Emily couldn't help feeling a little betrayed by that. She had expected she might get at least a modicum of support from the only other woman in the room.
But then she realized that there was merit to the skepticism which was palpable in the air—from everyone.
In the annals of criminal history, women could be found in all major categories: murder, robbery, embezzlement, kidnapping…even sexual assault.
There was one category women were conspicuously absent in, however…
Art theft.
In that category, was the name of a single woman. And Emily knew all about her…
Rose Dugdale had been part of an IRA gang that broke into Russborough House in Ireland, and stole nineteen paintings, including Vermeer's Lady Writing A Letter with Her Maid.
Only eight days later, police raided a house which Dugdale had rented, arrested her, and recovered all nineteen works of art.
The theft had been done as a political statement against the British, and the motive had been to ransom the paintings for the release of IRA prisoners. In any case, the Russborough robbery was the only major art theft conducted by a woman in history.
But Emily was certain she had just discovered the second case.
"I'm sorry, you actually think we're looking for a chick?" Tom asked.
"Or a woman, yes!" Emily exclaimed, with obvious mock cheeriness while shooting lasers at him with her eyes.

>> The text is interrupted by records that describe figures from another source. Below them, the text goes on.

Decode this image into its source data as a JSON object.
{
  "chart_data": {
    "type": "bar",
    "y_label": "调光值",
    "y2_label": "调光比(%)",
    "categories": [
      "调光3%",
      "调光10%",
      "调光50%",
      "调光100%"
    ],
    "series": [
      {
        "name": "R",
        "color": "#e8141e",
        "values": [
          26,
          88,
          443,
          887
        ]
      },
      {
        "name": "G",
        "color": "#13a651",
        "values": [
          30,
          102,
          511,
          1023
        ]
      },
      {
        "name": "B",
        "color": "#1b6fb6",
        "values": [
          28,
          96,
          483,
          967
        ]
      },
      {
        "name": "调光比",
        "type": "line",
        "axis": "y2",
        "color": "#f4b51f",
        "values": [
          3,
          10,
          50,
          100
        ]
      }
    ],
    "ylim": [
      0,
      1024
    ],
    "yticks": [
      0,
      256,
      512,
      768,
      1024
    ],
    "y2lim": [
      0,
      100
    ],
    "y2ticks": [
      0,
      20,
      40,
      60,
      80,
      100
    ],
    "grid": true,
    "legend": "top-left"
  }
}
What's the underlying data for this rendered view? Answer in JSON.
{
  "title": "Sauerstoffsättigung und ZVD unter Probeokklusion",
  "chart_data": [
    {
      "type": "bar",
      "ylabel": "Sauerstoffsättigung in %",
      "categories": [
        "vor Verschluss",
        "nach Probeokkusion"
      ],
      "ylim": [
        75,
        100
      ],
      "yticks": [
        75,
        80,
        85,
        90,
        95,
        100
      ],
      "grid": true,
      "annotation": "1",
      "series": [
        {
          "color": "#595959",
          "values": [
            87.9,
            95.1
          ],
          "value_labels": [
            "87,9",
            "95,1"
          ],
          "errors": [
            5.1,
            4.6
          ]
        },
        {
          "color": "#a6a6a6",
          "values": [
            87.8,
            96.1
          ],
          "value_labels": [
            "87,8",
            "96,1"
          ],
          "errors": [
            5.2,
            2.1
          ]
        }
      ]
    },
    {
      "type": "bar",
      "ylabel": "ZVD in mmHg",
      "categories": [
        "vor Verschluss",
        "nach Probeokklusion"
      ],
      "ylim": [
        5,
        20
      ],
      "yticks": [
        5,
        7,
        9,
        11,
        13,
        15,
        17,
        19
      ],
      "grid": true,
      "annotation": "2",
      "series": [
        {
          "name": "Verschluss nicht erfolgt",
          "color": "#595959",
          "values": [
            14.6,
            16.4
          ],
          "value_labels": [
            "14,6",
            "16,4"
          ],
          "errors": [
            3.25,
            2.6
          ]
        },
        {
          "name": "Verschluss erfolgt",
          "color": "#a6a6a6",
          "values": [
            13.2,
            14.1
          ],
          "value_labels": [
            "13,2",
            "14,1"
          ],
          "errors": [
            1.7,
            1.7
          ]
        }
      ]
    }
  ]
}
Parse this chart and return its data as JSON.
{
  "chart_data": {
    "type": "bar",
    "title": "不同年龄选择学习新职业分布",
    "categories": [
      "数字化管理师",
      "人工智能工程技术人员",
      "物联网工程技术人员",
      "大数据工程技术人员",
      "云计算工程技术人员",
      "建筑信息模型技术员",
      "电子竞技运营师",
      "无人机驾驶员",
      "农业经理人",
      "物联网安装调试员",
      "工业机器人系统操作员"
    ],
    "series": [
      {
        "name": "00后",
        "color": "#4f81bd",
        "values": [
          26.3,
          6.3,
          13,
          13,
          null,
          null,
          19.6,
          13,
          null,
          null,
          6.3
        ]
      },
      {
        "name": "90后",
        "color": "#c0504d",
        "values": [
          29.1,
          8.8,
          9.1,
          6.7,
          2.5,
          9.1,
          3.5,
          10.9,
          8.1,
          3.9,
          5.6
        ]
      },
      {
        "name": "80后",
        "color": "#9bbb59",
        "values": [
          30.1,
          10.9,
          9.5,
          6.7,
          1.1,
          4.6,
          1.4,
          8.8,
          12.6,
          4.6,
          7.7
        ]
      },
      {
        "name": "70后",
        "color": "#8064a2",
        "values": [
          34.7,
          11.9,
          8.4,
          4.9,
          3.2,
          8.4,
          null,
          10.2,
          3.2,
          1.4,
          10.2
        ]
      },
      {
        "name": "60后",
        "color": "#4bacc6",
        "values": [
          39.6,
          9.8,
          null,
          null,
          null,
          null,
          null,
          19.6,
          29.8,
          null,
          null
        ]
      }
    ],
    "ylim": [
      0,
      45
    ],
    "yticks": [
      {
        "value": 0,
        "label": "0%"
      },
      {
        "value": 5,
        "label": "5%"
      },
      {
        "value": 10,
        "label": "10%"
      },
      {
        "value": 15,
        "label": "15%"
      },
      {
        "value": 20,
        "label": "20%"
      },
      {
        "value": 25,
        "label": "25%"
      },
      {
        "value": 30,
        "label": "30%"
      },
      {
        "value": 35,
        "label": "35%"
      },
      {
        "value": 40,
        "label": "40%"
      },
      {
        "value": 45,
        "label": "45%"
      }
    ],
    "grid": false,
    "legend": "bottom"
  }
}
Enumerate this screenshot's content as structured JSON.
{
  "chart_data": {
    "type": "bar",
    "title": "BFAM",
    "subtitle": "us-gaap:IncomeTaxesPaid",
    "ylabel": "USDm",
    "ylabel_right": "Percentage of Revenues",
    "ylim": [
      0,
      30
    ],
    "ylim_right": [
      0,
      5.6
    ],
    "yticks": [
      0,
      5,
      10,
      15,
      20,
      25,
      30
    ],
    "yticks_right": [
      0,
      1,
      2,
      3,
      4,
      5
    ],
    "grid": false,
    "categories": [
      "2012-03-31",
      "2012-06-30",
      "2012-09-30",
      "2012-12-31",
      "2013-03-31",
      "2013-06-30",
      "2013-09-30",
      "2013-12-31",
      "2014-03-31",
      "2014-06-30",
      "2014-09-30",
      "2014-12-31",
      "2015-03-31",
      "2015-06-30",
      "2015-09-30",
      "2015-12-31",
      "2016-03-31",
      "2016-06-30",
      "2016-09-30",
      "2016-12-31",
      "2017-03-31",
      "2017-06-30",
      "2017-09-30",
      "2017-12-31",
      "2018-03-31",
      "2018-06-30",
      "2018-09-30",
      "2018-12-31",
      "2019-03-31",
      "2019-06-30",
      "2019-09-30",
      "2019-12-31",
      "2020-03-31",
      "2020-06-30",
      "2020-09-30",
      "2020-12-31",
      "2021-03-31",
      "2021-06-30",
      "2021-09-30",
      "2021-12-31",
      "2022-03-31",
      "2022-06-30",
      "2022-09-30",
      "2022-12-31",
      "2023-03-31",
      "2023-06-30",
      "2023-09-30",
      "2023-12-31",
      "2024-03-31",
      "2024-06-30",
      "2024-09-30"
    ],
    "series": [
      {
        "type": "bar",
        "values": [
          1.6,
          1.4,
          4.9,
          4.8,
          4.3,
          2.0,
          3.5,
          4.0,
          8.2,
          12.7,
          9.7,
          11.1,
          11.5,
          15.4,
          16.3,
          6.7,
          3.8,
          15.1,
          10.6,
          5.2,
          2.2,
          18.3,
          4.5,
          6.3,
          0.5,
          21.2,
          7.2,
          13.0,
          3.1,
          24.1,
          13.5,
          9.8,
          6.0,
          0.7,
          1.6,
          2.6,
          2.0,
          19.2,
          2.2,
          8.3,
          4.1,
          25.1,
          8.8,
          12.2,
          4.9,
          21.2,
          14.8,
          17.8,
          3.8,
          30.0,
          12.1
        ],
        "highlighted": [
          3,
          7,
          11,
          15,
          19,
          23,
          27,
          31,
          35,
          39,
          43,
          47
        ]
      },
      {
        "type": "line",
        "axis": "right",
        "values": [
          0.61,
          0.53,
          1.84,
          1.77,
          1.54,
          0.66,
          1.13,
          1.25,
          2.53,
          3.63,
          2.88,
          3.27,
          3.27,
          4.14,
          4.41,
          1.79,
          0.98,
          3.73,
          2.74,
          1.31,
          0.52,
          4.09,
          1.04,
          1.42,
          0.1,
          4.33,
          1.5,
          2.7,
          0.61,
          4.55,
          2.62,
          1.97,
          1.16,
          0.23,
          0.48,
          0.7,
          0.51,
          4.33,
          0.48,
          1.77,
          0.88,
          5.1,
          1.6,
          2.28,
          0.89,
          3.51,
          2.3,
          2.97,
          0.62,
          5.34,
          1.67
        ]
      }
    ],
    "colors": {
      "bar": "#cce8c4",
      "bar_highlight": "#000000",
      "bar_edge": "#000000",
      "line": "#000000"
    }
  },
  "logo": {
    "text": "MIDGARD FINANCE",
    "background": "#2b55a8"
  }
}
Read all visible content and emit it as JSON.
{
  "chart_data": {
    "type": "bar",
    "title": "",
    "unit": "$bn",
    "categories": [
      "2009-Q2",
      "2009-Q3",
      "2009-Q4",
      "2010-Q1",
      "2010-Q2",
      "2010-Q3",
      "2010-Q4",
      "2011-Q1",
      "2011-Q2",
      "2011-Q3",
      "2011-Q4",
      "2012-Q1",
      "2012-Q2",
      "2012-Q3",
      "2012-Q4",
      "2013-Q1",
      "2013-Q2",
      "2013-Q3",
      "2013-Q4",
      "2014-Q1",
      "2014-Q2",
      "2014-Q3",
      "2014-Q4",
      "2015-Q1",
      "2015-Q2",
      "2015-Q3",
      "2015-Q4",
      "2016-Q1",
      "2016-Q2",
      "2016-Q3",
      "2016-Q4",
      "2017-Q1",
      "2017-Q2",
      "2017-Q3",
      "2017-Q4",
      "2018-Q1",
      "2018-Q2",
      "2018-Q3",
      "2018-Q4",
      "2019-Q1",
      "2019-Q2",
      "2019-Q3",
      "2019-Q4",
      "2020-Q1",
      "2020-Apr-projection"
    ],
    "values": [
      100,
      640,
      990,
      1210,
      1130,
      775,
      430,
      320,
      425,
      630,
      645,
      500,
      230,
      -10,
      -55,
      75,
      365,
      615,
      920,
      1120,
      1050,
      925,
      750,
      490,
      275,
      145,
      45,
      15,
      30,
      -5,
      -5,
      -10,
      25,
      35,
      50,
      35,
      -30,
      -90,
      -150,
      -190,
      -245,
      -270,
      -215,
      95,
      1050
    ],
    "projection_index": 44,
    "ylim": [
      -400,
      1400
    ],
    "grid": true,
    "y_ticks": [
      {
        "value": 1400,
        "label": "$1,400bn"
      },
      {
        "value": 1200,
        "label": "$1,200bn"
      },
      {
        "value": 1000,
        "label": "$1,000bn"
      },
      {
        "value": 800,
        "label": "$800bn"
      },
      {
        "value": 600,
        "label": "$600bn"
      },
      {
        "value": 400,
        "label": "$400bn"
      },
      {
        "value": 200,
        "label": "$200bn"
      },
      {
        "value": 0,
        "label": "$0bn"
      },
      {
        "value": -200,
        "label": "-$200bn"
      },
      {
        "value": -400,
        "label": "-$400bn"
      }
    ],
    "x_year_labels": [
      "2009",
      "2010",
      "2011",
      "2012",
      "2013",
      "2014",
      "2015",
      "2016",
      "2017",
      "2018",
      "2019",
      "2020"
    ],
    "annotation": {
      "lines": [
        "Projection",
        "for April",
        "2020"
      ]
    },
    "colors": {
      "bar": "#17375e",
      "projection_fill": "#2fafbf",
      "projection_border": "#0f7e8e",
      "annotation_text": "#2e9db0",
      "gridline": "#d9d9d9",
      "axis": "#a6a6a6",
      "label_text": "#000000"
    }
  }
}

"Okay, okay," Tom said placatingly, holding his hands in front of him. "I'm sorry…a woman. How am I supposed to sell that to my bosses?"
Emily thought about that.
"What have our guys said?" she asked, referring to the five who were caught yesterday.
"Nothing yet," Tom admitted. "They're taking the strong, silent type thing to a level I've never seen before. Me, Bernie, and Vinnie went hard at them last night, but got nothing. They haven't even lawyered up."
"Where are they now?" Emily asked.
Tom looked at Andie.
"They're still at Central," she said.
"Central Jail," Tom clarified for Emily.
Emily smiled, lifted her thermos to her lips, and took another sip of coffee.
"Let's go pay them a visit," she said.